E' questa la classica critica che è stata rivolta all'operazionismo (vedi Hempel). Secondo tale
critica la proliferazione di concetti scientifici che ne deriverebbe sarebbe senza fine e questo
cozzerebbe contro l'esigenza tipica della scienza di dare una spiegazione semplice ed unificata
dell'esperienza.
Un altro epistemologo è Gaston Bachelard, francese (muore nel 1961). Una delle sue idee di
base: la scienza progredisce per "rotture epistemologiche". In altre parole la scienza non parte
dal "dato scientifico" (non esiste un'esperienza "pura": ogni dato è relativo a modelli teorici),
ma si sviluppa "contro" teorie precedenti e contro tutti i presupposti - ad esempio il concetto di
spazio assoluto della tradizione newtoniana - di dette teorie.
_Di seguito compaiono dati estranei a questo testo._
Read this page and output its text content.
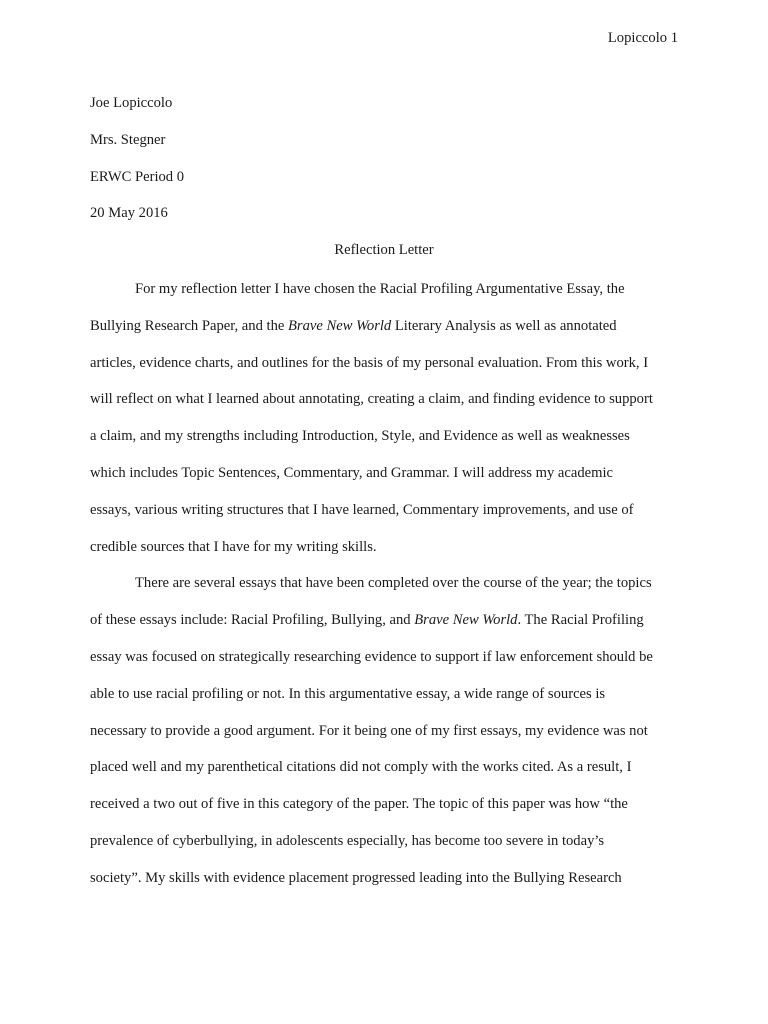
Lopiccolo 1
Joe Lopiccolo
Mrs. Stegner
ERWC Period 0
20 May 2016
Reflection Letter
For my reflection letter I have chosen the Racial Profiling Argumentative Essay, the
Bullying Research Paper, and the Brave New World Literary Analysis as well as annotated
articles, evidence charts, and outlines for the basis of my personal evaluation. From this work, I
will reflect on what I learned about annotating, creating a claim, and finding evidence to support
a claim, and my strengths including Introduction, Style, and Evidence as well as weaknesses
which includes Topic Sentences, Commentary, and Grammar. I will address my academic
essays, various writing structures that I have learned, Commentary improvements, and use of
credible sources that I have for my writing skills.
There are several essays that have been completed over the course of the year; the topics
of these essays include: Racial Profiling, Bullying, and Brave New World. The Racial Profiling
essay was focused on strategically researching evidence to support if law enforcement should be
able to use racial profiling or not. In this argumentative essay, a wide range of sources is
necessary to provide a good argument. For it being one of my first essays, my evidence was not
placed well and my parenthetical citations did not comply with the works cited. As a result, I
received a two out of five in this category of the paper. The topic of this paper was how “the
prevalence of cyberbullying, in adolescents especially, has become too severe in today’s
society”. My skills with evidence placement progressed leading into the Bullying Research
Non solo. Per Bachelard la rottura epistemologica vi è anche tra "conoscenza sensibile" e
"conoscenza scientifica" (con il suo linguaggio specialistico contro il linguaggio generico della
conoscenza sensibile, con la sua violazione del dato immediato dell'esperienza). Da qui la sua
avversità alla pratica della divulgazione scientifica. Cosa ne dici?
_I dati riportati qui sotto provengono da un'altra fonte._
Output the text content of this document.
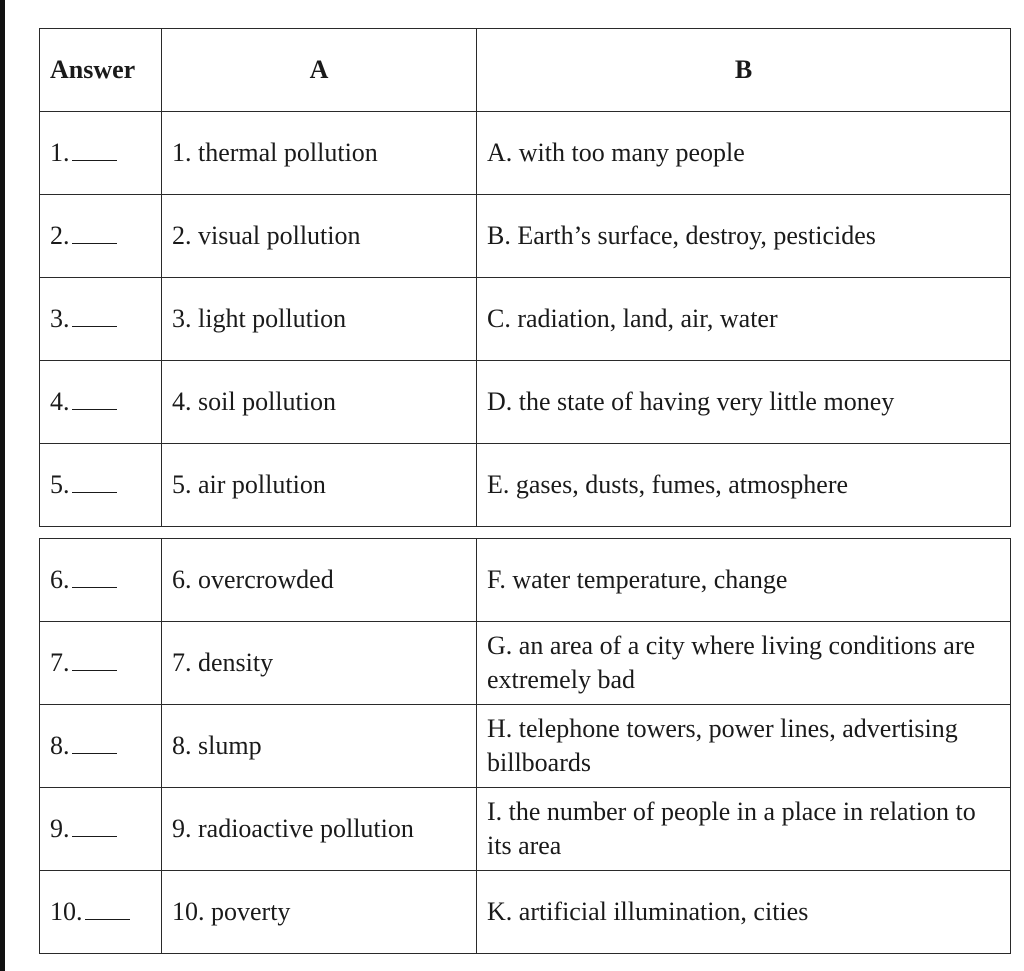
Answer	A	B
1.	1. thermal pollution	A. with too many people
2.	2. visual pollution	B. Earth’s surface, destroy, pesticides
3.	3. light pollution	C. radiation, land, air, water
4.	4. soil pollution	D. the state of having very little money
5.	5. air pollution	E. gases, dusts, fumes, atmosphere
6.	6. overcrowded	F. water temperature, change
7.	7. density	G. an area of a city where living conditions are extremely bad
8.	8. slump	H. telephone towers, power lines, advertising billboards
9.	9. radioactive pollution	I. the number of people in a place in relation to its area
10.	10. poverty	K. artificial illumination, cities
Non mi convince. Non sono gli stessi scienziati - da Einstein a Hawking - che hanno scelto la
via della divulgazione scientifica, della traduzione in un gergo accessibile ai poveri mortali delle
astratte e sofisticate equazioni matematiche che loro maneggiano? Non svolgono una funzione
egregia quei giornalisti - vedi tra gli altri Piero Angela - che traducono per la gente comune il
linguaggio specialistico della scienza?
Quanto dici è vero. Non puoi, tuttavia, non tener conto che la "traduzione” può provocare
notevoli confusioni, travisamenti. Pensa che lo stesso Popper è stato accusato da scienziati di
professione di travisamenti del pensiero scientifico.
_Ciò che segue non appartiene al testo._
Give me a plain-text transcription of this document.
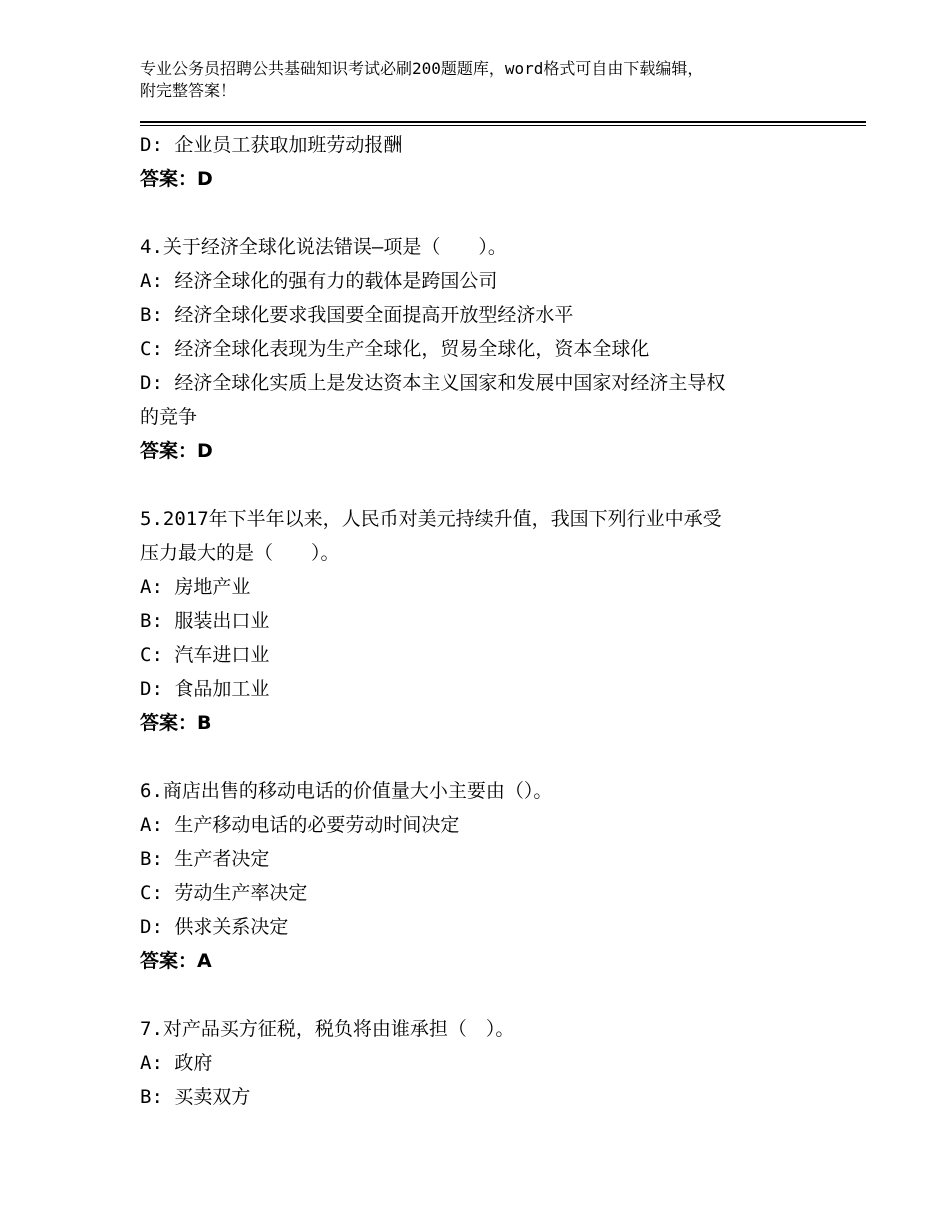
专业公务员招聘公共基础知识考试必刷200题题库，word格式可自由下载编辑，
附完整答案！

D: 企业员工获取加班劳动报酬

答案：D

4.关于经济全球化说法错误—项是（　　）。

A: 经济全球化的强有力的载体是跨国公司

B: 经济全球化要求我国要全面提高开放型经济水平

C: 经济全球化表现为生产全球化，贸易全球化，资本全球化

D: 经济全球化实质上是发达资本主义国家和发展中国家对经济主导权

的竞争

答案：D

5.2017年下半年以来，人民币对美元持续升值，我国下列行业中承受

压力最大的是（　　）。

A: 房地产业

B: 服装出口业

C: 汽车进口业

D: 食品加工业

答案：B

6.商店出售的移动电话的价值量大小主要由（）。

A: 生产移动电话的必要劳动时间决定

B: 生产者决定

C: 劳动生产率决定

D: 供求关系决定

答案：A

7.对产品买方征税，税负将由谁承担（　）。

A: 政府

B: 买卖双方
Bachelard, inoltre, parla di "ostacoli epistemologici": si tratta di idee che fanno ristagnare la
scienza, teorie scientifiche considerate come "dogmi". Si tratta di ostacoli che provengono dagli
stessi scienziati che, una volta hanno prodotto teorie anche geniali, rimangono attaccate ad
esse con un'ottica conservatrice. La liberazione dagli ostacoli epistemologici è una condizione
sine qua non del progresso scientifico perché si conosce sempre contro una conoscenza
precedente.
Io ti ho offerto solo alcuni spunti. Sarebbe opportuno che tu leggessi alcune opere che ti ho
indicato (in alcune delle quali - tra le più accessibili - ti ho già introdotto). Se vuoi in
particolare un approfondimento del rapporto tra "scienza" e "metafisica", ti consiglio di leggere
un testo agile ed efficace: "perché la metafisica è necessaria per la scienza e dannosa per la
fede" di Dario Antiseri, Queriniana, 1980).